Julian de Norwich — BIOGRAFIA
Época de sua vida
Esses escassos dados biográficos dão alguns indícios importantes da formação espiritual e intelectual de Julian: nasceu no reinado de Eduardo III, logo depois que a Inglaterra e a França iniciaram uma série de guerras que durariam cem anos. Era um período de transição para funcionários públicos e eclesiásticos, embora muitos textos de história tenham-no descrito como época de decadência e corrupção. Ambas, a Guerra dos Cem Anos e a peste negra, têm sido culpadas pelo chamado colapso eclesial e político, mas as sementes da mudança desenvolviam-se já havia algum tempo, antes que essas crises externas abalassem a Inglaterra.
O impacto do cenário político e econômico em mudança teve uma influência um tanto surpreendente nos escritos místicos de Julian. Até a linguagem de seu texto sofreu influência da luta da Inglaterra para se tornar independente da França. No ano de 1380, o inglês começou a substituir o francês como língua oficial do povo. Junto com Geoffrey Chaucer e outros místicos ingleses, Julian iniciou o processo de escrever na língua inglesa da Idade Média. A tarefa de anglicizar seus pensamentos foi vantajosa para ela, que empregou as imagens pitorescas dos dialetos ingleses. A flexibilidade dessa nova linguagem, que ela criava à medida que escrevia, permitia-lhe expressar sua mensagem com uma estrutura retórica e gramatical nunca antes utilizada. Esse uso engenhoso da língua continua a se destacar porque muitas de suas figuras e imagens linguísticas nunca foram repetidas. No processo de estender e torcer as palavras, Julian criou um modo novo de falar sobre Deus. Expandiu e esclareceu a doutrina religiosa tradicional sobre a Santíssima Trindade, o papel de Jesus na Trindade, e o mistério da iniquidade, por meio da escolha precisa do vocabulário e da sensibilidade às metáforas bíblicas e medievais.
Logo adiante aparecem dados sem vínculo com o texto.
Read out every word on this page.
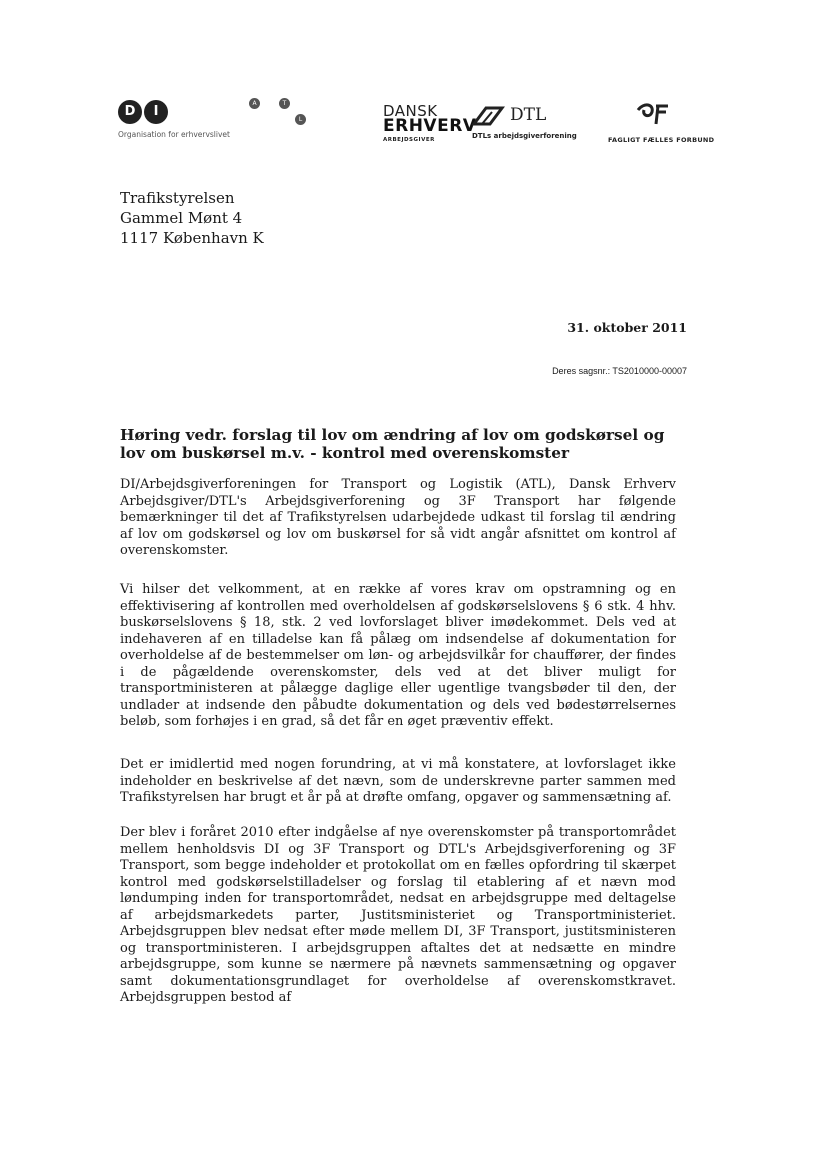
D I
Organisation for erhvervslivet
A	T
L	DANSK
ERHVERV
ARBEJDSGIVER
DTL
DTLs arbejdsgiverforening	FAGLIGT FÆLLES FORBUND
Trafikstyrelsen
Gammel Mønt 4
1117 København K
31. oktober 2011
Deres sagsnr.: TS2010000-00007
Høring vedr. forslag til lov om ændring af lov om godskørsel og lov om buskørsel m.v. - kontrol med overenskomster
DI/Arbejdsgiverforeningen for Transport og Logistik (ATL), Dansk Erhverv Arbejdsgiver/DTL's Arbejdsgiverforening og 3F Transport har følgende bemærkninger til det af Trafikstyrelsen udarbejdede udkast til forslag til ændring af lov om godskørsel og lov om buskørsel for så vidt angår afsnittet om kontrol af overenskomster.
Vi hilser det velkomment, at en række af vores krav om opstramning og en effektivisering af kontrollen med overholdelsen af godskørselslovens § 6 stk. 4 hhv. buskørselslovens § 18, stk. 2 ved lovforslaget bliver imødekommet. Dels ved at indehaveren af en tilladelse kan få pålæg om indsendelse af dokumentation for overholdelse af de bestemmelser om løn- og arbejdsvilkår for chauffører, der findes i de pågældende overenskomster, dels ved at det bliver muligt for transportministeren at pålægge daglige eller ugentlige tvangsbøder til den, der undlader at indsende den påbudte dokumentation og dels ved bødestørrelsernes beløb, som forhøjes i en grad, så det får en øget præventiv effekt.
Det er imidlertid med nogen forundring, at vi må konstatere, at lovforslaget ikke indeholder en beskrivelse af det nævn, som de underskrevne parter sammen med Trafikstyrelsen har brugt et år på at drøfte omfang, opgaver og sammensætning af.
Der blev i foråret 2010 efter indgåelse af nye overenskomster på transportområdet mellem henholdsvis DI og 3F Transport og DTL's Arbejdsgiverforening og 3F Transport, som begge indeholder et protokollat om en fælles opfordring til skærpet kontrol med godskørselstilladelser og forslag til etablering af et nævn mod løndumping inden for transportområdet, nedsat en arbejdsgruppe med deltagelse af arbejdsmarkedets parter, Justitsministeriet og Transportministeriet. Arbejdsgruppen blev nedsat efter møde mellem DI, 3F Transport, justitsministeren og transportministeren. I arbejdsgruppen aftaltes det at nedsætte en mindre arbejdsgruppe, som kunne se nærmere på nævnets sammensætning og opgaver samt dokumentationsgrundlaget for overholdelse af overenskomstkravet. Arbejdsgruppen bestod af
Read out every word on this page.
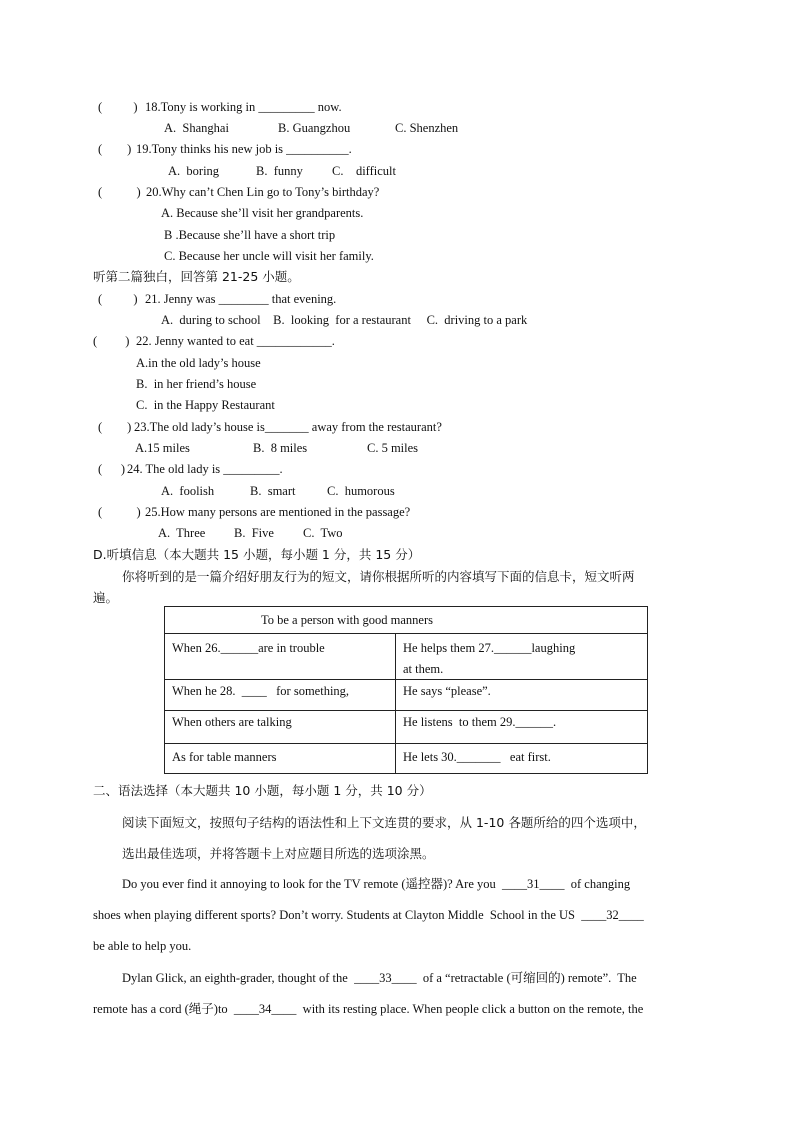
(          ) 18.Tony is working in _________ now.
A.  Shanghai	B. Guangzhou	C. Shenzhen
(        ) 19.Tony thinks his new job is __________.
A.  boring	B.  funny C.    difficult
(           ) 20.Why can’t Chen Lin go to Tony’s birthday?
A. Because she’ll visit her grandparents.
B .Because she’ll have a short trip
C. Because her uncle will visit her family.
听第二篇独白，回答第 21-25 小题。
(          ) 21. Jenny was ________ that evening.
A.  during to school    B.  looking  for a restaurant     C.  driving to a park
(         ) 22. Jenny wanted to eat ____________.
A.in the old lady’s house
B.  in her friend’s house
C.  in the Happy Restaurant
(        ) 23.The old lady’s house is_______ away from the restaurant?
A.15 miles	B.  8 miles	C. 5 miles
(      ) 24. The old lady is _________.
A.  foolish	B.  smart	C.  humorous
(           ) 25.How many persons are mentioned in the passage?
A.  Three B.  Five C.  Two
D.听填信息（本大题共 15 小题，每小题 1 分，共 15 分）
你将听到的是一篇介绍好朋友行为的短文，请你根据所听的内容填写下面的信息卡，短文听两
遍。
To be a person with good manners
When 26.______are in trouble	He helps them 27.______laughing
at them.
When he 28.  ____   for something,	He says “please”.
When others are talking	He listens  to them 29.______.
As for table manners	He lets 30._______   eat first.
二、语法选择（本大题共 10 小题，每小题 1 分，共 10 分）
阅读下面短文，按照句子结构的语法性和上下文连贯的要求，从 1-10 各题所给的四个选项中，
选出最佳选项，并将答题卡上对应题目所选的选项涂黑。
Do you ever find it annoying to look for the TV remote (遥控器)? Are you  ____31____  of changing
shoes when playing different sports? Don’t worry. Students at Clayton Middle  School in the US  ____32____
be able to help you.
Dylan Glick, an eighth-grader, thought of the  ____33____  of a “retractable (可缩回的) remote”.  The
remote has a cord (绳子)to  ____34____  with its resting place. When people click a button on the remote, the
Além da sublevação política que acontecia à época, uma corrente de desastres naturais marcou a terra e afetou os ensinamentos de Julian. A maior parte da literatura do período reflete uma tendência ao pessimismo, originando-se do sofrimento imposto pela escassez de alimentos, pela peste bubônica e pelo desemprego. Os escritos de Julian proporcionaram agradável contraste ao estilo depressivo contemporâneo. Como muitos desses autores, ela abordou os temas de angústia e aflição, mas conseguiu apresentar essas desgraças dentro da visão de uma vida melhor, não apenas no céu, mas também no futuro previsível. Incentivou os companheiros de fé a olhar além de seus apuros desagradáveis e incentivou-os a lidar com as desgraças prestando atenção ao próximo e estendendo compaixão a todos os necessitados. Sua fé profunda e sua perspectiva otimista aquietaram parte do descontentamento que aflorava entre seus pares, mas os sinais de insatisfação estavam aumentando. Havia um crescente sentimento de frustração com a tributação imposta pelo governo e o espírito de legalismo dentro da igreja instituída. A pregação dos frades mendicantes elevara o status intelectual do povo, o que provocou irreversíveis rumores de insatisfação nos escalões inferiores das estruturas eclesial e política. Armados de um novo sentimento de consciência social, os leigos agora questionavam as normas de propriedade de terras pelos mosteiros maiores e censuravam a falta de liderança dos clérigos. Durante algum tempo, os frades que fizeram as prédicas compensaram essa falta de orientação, mas os donativos a eles concedidos pelos ouvintes entusiasmados acabaram modificando a simplicidade que fora importante fonte de seu carisma espiritual.
Para alcançar o discernimento e o enriquecimento espiritual, as pessoas começaram a procurar a orientação de leigos importantes. Ficavam mais satisfeitas com os conselhos e ensinamentos recebidos dos escritores místicos e dos beguinos, e Julian salientou a bondade da criação e enfatizou a compaixão e a reverência de Deus por toda a criatura. Sua ênfase no amor pessoal de Deus pelas criaturas involuntariamente enfraqueceu o espírito de legalismo que proporcionava à liderança estabelecida um sentimento de segurança. Como Mestre Eckhart, Johannes Tauler e o autor da Theologia Germanica e The Cloud of Unknowing, Julian fez ligeiras referências às cerimônias da igreja. Diligentemente, esforçou-se por apresentar uma doutrina ortodoxa e submissa à aprovação, contudo, seu apelo ao coração e à consciência do indivíduo diminuiu a ênfase da confiança em uma religião sacerdotal.